For regression models, the following metrics are saved:
- Variance
- R-squared
- Mean squared error
- Root mean squared error
For classification models, the following metrics are saved:
- Precision — This is calculated by dividing the number of true positives by the number of predicted positives (sum of true positives and false positives).
- Recall — This is calculated by dividing the number of true positives by the number of actual positives (sum of true positives and false negatives).
- F-Measure — This is calculated by the following expression: F = 2 * (precision * recall) / (precision + recall)
- Accuracy — This is calculated by dividing the number of true positives and true negatives by the total number of rows (sum of true positives, false positives, true negatives, and false negatives) across the entire test set.
Step 9 - Execute the predictions using your new AutoML model - the last step!
To see the validation metrics from the validation process, we will execute the following SQL instruction inside Management Portal > Systems Explorer > SQL:
SELECT *, PREDICT(HeartDiseaseModel ) AS heartDiseasePrediction FROM automl.HeartDiseaseTestData
Compare the columns heartDisease (real value) and heartDiseasePrediction (the prediction value)
Enjoy!
Yuri,
Thanks for releasing this app.
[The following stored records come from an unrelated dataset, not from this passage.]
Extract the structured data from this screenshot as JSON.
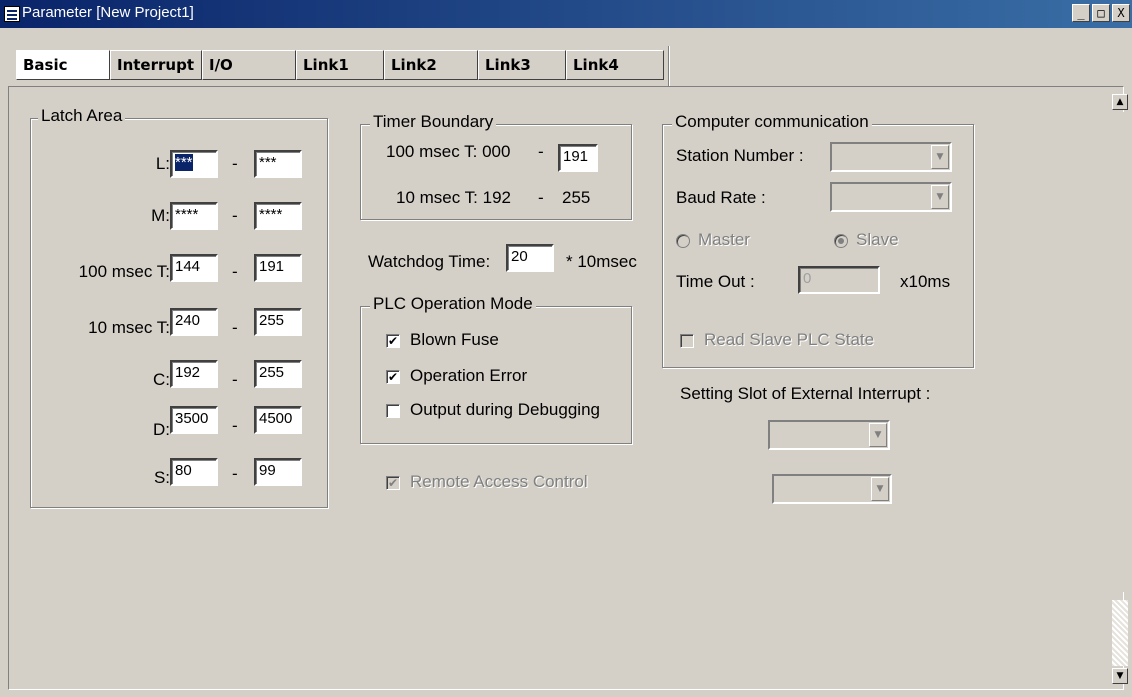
{
  "window": {
    "title": "Parameter [New Project1]",
    "btn_min": "_",
    "btn_max": "□",
    "btn_close": "X"
  },
  "tabs": [
    {
      "label": "Basic",
      "active": true
    },
    {
      "label": "Interrupt",
      "active": false
    },
    {
      "label": "I/O",
      "active": false
    },
    {
      "label": "Link1",
      "active": false
    },
    {
      "label": "Link2",
      "active": false
    },
    {
      "label": "Link3",
      "active": false
    },
    {
      "label": "Link4",
      "active": false
    }
  ],
  "latch_area": {
    "title": "Latch Area",
    "dash": "-",
    "rows": [
      {
        "label": "L:",
        "from": "***",
        "to": "***"
      },
      {
        "label": "M:",
        "from": "****",
        "to": "****"
      },
      {
        "label": "100 msec T:",
        "from": "144",
        "to": "191"
      },
      {
        "label": "10 msec T:",
        "from": "240",
        "to": "255"
      },
      {
        "label": "C:",
        "from": "192",
        "to": "255"
      },
      {
        "label": "D:",
        "from": "3500",
        "to": "4500"
      },
      {
        "label": "S:",
        "from": "80",
        "to": "99"
      }
    ]
  },
  "timer_boundary": {
    "title": "Timer Boundary",
    "row1_label": "100 msec T: 000",
    "dash": "-",
    "row1_value": "191",
    "row2_label": "10 msec T: 192",
    "row2_value": "255"
  },
  "watchdog": {
    "label": "Watchdog Time:",
    "value": "20",
    "unit": "* 10msec"
  },
  "plc_mode": {
    "title": "PLC Operation Mode",
    "options": [
      {
        "label": "Blown Fuse",
        "checked": true
      },
      {
        "label": "Operation Error",
        "checked": true
      },
      {
        "label": "Output during Debugging",
        "checked": false
      }
    ]
  },
  "remote_access": {
    "label": "Remote Access Control",
    "checked": true,
    "enabled": false
  },
  "computer_comm": {
    "title": "Computer communication",
    "station_label": "Station Number :",
    "baud_label": "Baud Rate :",
    "master_label": "Master",
    "slave_label": "Slave",
    "selected_mode": "Slave",
    "timeout_label": "Time Out :",
    "timeout_value": "0",
    "timeout_unit": "x10ms",
    "read_slave_label": "Read Slave PLC State"
  },
  "ext_interrupt": {
    "label": "Setting Slot of External Interrupt :"
  },
  "icons": {
    "check": "✔",
    "arrow_down": "▼",
    "arrow_up": "▲"
  }
}
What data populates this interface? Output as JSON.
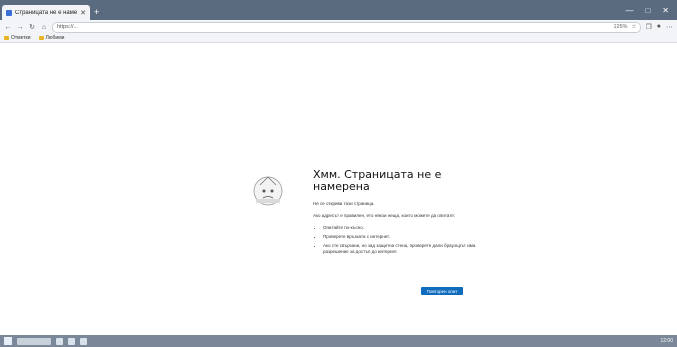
{
  "browser": {
    "tab_title": "Страницата не е намерена",
    "tab_close": "✕",
    "new_tab": "+",
    "window_controls": {
      "minimize": "—",
      "maximize": "□",
      "close": "✕"
    },
    "url": "https://...",
    "zoom": "125%",
    "nav": {
      "back": "←",
      "forward": "→",
      "reload": "↻",
      "home": "⌂"
    }
  },
  "bookmarks": {
    "items": [
      {
        "label": "Отметки"
      },
      {
        "label": "Любими"
      }
    ]
  },
  "error_page": {
    "title": "Хмм. Страницата не е намерена",
    "intro": "Не се открива тази страница.",
    "suggestions_heading": "Ако адресът е правилен, ето някои неща, които можете да опитате:",
    "suggestions": [
      "Опитайте по-късно.",
      "Проверете връзката с интернет.",
      "Ако сте свързани, но зад защитна стена, проверете дали браузърът има разрешение за достъп до интернет."
    ],
    "refresh_label": "Повторен опит"
  },
  "taskbar": {
    "clock": "12:00"
  },
  "colors": {
    "accent": "#0f6cbd",
    "titlebar": "#5a6b80",
    "taskbar": "#7a8899"
  }
}
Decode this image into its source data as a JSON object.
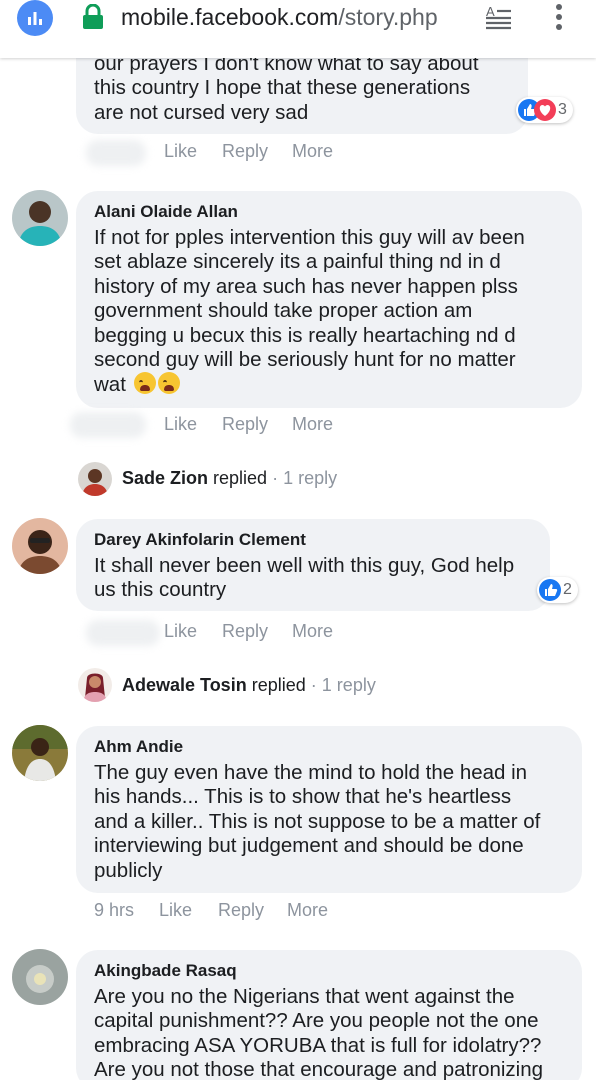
{
  "browser": {
    "url_host": "mobile.facebook.com",
    "url_path": "/story.php",
    "icons": [
      "analytics-icon",
      "lock-icon",
      "reader-mode-icon",
      "more-vert-icon"
    ]
  },
  "colors": {
    "bubble": "#f0f2f5",
    "like_blue": "#1877f2",
    "love_red": "#f33e58",
    "meta_gray": "#8d949e"
  },
  "comments": [
    {
      "text_lines": [
        "our prayers I don't know what to say about",
        "this country I hope that these generations",
        "are not cursed very sad"
      ],
      "actions": {
        "like": "Like",
        "reply": "Reply",
        "more": "More"
      },
      "reactions": {
        "count": "3",
        "types": [
          "like",
          "love"
        ]
      }
    },
    {
      "author": "Alani Olaide Allan",
      "text_lines": [
        "If not for pples intervention this guy will av been",
        "set ablaze sincerely its a painful thing nd in d",
        "history of my area such has never happen plss",
        "government should take proper action am",
        "begging u becux this is really heartaching nd d",
        "second guy will be seriously hunt for no matter",
        "wat"
      ],
      "emojis": [
        "crying-face-icon",
        "crying-face-icon"
      ],
      "actions": {
        "like": "Like",
        "reply": "Reply",
        "more": "More"
      },
      "replies": {
        "name": "Sade Zion",
        "verb": "replied",
        "sep": "·",
        "count": "1 reply"
      }
    },
    {
      "author": "Darey Akinfolarin Clement",
      "text_lines": [
        "It shall never been well with this guy, God help",
        "us this country"
      ],
      "actions": {
        "like": "Like",
        "reply": "Reply",
        "more": "More"
      },
      "reactions": {
        "count": "2",
        "types": [
          "like"
        ]
      },
      "replies": {
        "name": "Adewale Tosin",
        "verb": "replied",
        "sep": "·",
        "count": "1 reply"
      }
    },
    {
      "author": "Ahm Andie",
      "text_lines": [
        "The guy even have the mind to hold the head in",
        "his hands... This is to show that he's heartless",
        "and a killer.. This is not suppose to be a matter of",
        "interviewing but judgement and should be done",
        "publicly"
      ],
      "actions": {
        "time": "9 hrs",
        "like": "Like",
        "reply": "Reply",
        "more": "More"
      }
    },
    {
      "author": "Akingbade Rasaq",
      "text_lines": [
        "Are you no the Nigerians that went against the",
        "capital punishment?? Are you people not the one",
        "embracing ASA YORUBA that is full for idolatry??",
        "Are you not those that encourage and patronizing"
      ]
    }
  ]
}
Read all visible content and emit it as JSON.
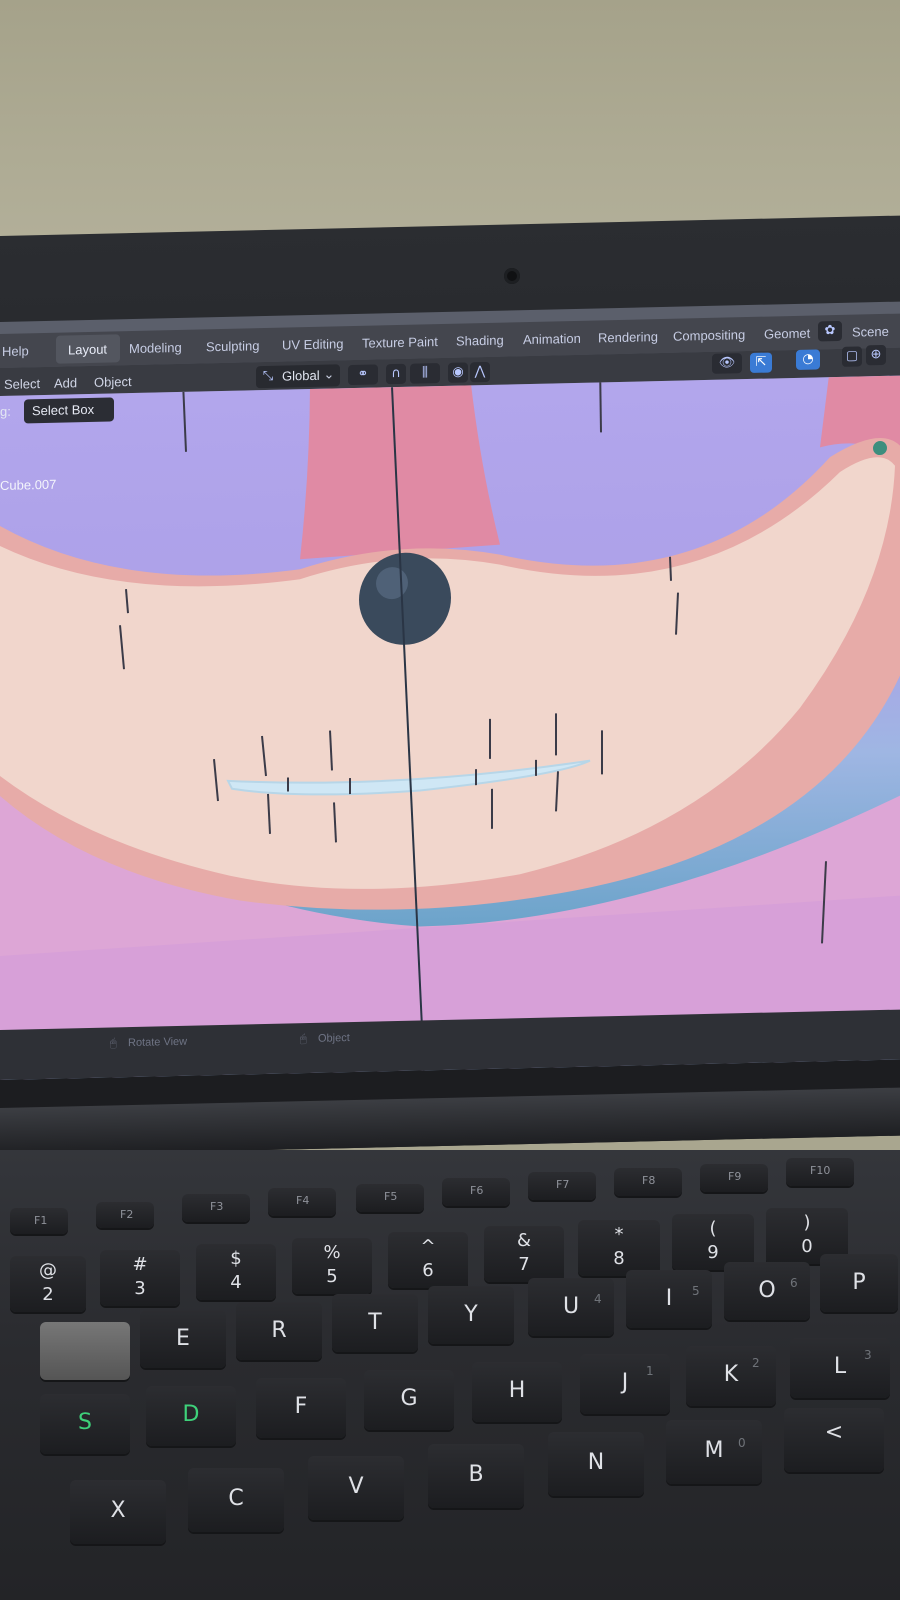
{
  "blender": {
    "menu": {
      "help": "Help",
      "tabs": [
        "Layout",
        "Modeling",
        "Sculpting",
        "UV Editing",
        "Texture Paint",
        "Shading",
        "Animation",
        "Rendering",
        "Compositing",
        "Geomet"
      ],
      "scene": "Scene"
    },
    "toolbar": {
      "select": "Select",
      "add": "Add",
      "object": "Object",
      "transform_orientation": "Global"
    },
    "tool_settings": {
      "drag_label": "g:",
      "select_box": "Select Box"
    },
    "viewport": {
      "object_name": "Cube.007"
    },
    "status_bar": {
      "rotate_view": "Rotate View",
      "object": "Object"
    }
  },
  "keyboard": {
    "fn_row": [
      "F1",
      "F2",
      "F3",
      "F4",
      "F5",
      "F6",
      "F7",
      "F8",
      "F9",
      "F10"
    ],
    "number_row": [
      {
        "top": "@",
        "bottom": "2"
      },
      {
        "top": "#",
        "bottom": "3"
      },
      {
        "top": "$",
        "bottom": "4"
      },
      {
        "top": "%",
        "bottom": "5"
      },
      {
        "top": "^",
        "bottom": "6"
      },
      {
        "top": "&",
        "bottom": "7"
      },
      {
        "top": "*",
        "bottom": "8"
      },
      {
        "top": "(",
        "bottom": "9"
      },
      {
        "top": ")",
        "bottom": "0"
      }
    ],
    "top_letters": [
      "E",
      "R",
      "T",
      "Y",
      "U",
      "I",
      "O",
      "P"
    ],
    "home_letters": [
      "S",
      "D",
      "F",
      "G",
      "H",
      "J",
      "K",
      "L"
    ],
    "bottom_letters": [
      "X",
      "C",
      "V",
      "B",
      "N",
      "M"
    ],
    "numpad_hints": {
      "U": "4",
      "I": "5",
      "O": "6",
      "J": "1",
      "K": "2",
      "L": "3",
      "M": "0"
    }
  }
}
I've hit a couple of snags that you might be able to help with.
1. The table you reference for creating the training and test data views is SQLUser.HeartDisease. I don't see this table in the Management Portal, but perhaps you meant to use the dc_data_health.HeartDisease table to create the training and testing views?
2. Using the dc_data_health.HeartDisease table works as expected for creating the training and test data, and creating a model based on the training data view appears to work as expected. However, when I execute the 'TRAIN MODEL HeartDiseaseModel' query, I get this error:
[SQLCODE: <-185>:<Predicting Column only has one unique value in the dataset>]
[%msg: < Label column only has one unique value in the dataset.>]
Any thoughts on what the issue might be?
Thanks again - Don Martin
@Don Martin
Can you try this similar app? App: https://openexchange.intersystems.com/package/Predict-Maternal-Risk
It is from the same origin and I need to know if you get the same error.
@Yuri Marx
The Predict-Maternal-Risk app linked above worked great! No errors, and I was able to get all the way through the entire set of ML queries to build, train, validate, and predict risk using the training and validation data.